KTM relies on a bank of partners and sponsors to go racing at more or less every level of high profile competition. Red Bull, as we have learnt, is undeniably a major ingredient of this potent cocktail. The racing overseers in Mattighofen clearly do not underestimate the contribution. “We have our own racing budget, and of course Red Bull is a vital part”, Beirer opines. “We have to appreciate that Red Bull do not want to put everything into KTM and have other ideas and associations. We are always pushing the teams and the structure of MX every year and we face limits sometimes, of course. Red Bull has such a wide range of athletes and activities. Offroad and racing is our core business but they have much more going on.”

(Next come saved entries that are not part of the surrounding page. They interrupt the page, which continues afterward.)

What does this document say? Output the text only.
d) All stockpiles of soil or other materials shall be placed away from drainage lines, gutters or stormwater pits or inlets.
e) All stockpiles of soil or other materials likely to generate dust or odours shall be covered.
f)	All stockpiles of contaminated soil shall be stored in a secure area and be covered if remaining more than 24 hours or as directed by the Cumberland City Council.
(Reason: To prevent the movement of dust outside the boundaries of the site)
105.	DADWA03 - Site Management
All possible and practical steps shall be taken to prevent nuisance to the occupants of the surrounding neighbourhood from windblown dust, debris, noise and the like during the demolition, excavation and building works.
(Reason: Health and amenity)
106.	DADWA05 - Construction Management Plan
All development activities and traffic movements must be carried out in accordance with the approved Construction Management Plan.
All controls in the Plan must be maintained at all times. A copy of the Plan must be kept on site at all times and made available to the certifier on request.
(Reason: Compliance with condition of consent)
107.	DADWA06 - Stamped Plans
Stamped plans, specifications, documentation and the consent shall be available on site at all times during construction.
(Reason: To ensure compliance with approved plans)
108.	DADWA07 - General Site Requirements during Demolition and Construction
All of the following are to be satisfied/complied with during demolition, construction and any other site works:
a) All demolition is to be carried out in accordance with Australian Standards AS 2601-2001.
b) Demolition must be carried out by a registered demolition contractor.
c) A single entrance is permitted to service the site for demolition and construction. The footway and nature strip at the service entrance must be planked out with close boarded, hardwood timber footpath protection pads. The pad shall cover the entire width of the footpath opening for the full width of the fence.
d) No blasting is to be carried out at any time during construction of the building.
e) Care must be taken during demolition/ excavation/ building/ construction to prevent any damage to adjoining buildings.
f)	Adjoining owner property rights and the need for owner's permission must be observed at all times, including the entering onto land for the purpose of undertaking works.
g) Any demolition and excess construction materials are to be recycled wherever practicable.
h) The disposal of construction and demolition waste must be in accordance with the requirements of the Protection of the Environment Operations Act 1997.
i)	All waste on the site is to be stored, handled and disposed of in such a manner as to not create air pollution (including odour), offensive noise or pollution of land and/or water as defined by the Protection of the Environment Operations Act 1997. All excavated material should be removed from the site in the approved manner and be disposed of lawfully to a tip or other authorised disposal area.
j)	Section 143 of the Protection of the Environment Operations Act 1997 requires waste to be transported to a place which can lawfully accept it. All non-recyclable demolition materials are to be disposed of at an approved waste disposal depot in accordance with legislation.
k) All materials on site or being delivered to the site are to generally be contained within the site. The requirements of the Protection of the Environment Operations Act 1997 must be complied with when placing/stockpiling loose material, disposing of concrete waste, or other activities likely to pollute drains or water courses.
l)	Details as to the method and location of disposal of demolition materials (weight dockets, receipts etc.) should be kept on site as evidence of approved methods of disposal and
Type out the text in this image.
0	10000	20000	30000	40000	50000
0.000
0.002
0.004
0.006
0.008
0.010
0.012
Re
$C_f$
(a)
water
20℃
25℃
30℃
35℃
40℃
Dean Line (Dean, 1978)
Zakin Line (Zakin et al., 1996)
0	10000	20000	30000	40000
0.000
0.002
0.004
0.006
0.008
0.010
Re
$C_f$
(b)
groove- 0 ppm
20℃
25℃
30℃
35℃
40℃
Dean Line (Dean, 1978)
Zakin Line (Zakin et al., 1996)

Naturally there is fruit from the union. Red Bull benefits from the edgy and technical racing stance that KTM bring to their competition (there’s that image factor again) and they also get to cast stone in the important stages of the sport: “We have been working to develop our own talent through junior programmes in motocross and things like the Red Bull MotoGP Rookies Cup and success from these schemes are a direct result of a Red Bull and KTM partnership.”
There could be people that know Red Bull as much for their prominence in Formula One as their effective product. So is there pressure for KTM to continually satisfy their leading partner with acts around the racing as much as the results themselves? “There is not really any pressure, we trust each other with what we do and I would say it is great for KTM to be in the same ‘image sphere’ of all the things they have going on”, says KTM Motorsport Identity Manager Juergen Weisz. “If they ever need a bike or machinery then first option is a KTM and that’s great for us to have entrance and presence also in other motorsport disciplines or lifestyle platforms. You will see KTM Bikes in an F1 paddock for example.”
At first glance one of the stark common denominations between Red Bull and KTM is the parentage. It is harder to imagine two more internationally known Austrian companies joining forces. Their roots and source is another of the natural ‘fits’. “That link matters”, says Beirer. “To have two Austrian brands, in different segments grow so much together. Red Bull has been extremely successful and KTM is also becoming a worldwide brand.”
The last words belong to the ‘wing makers’: “We are two Austrian companies – locally based some 50km apart – and are very much the same. You also have the fact that KTM is well established in many racing categories and it just makes sense for us. We share the same visions.”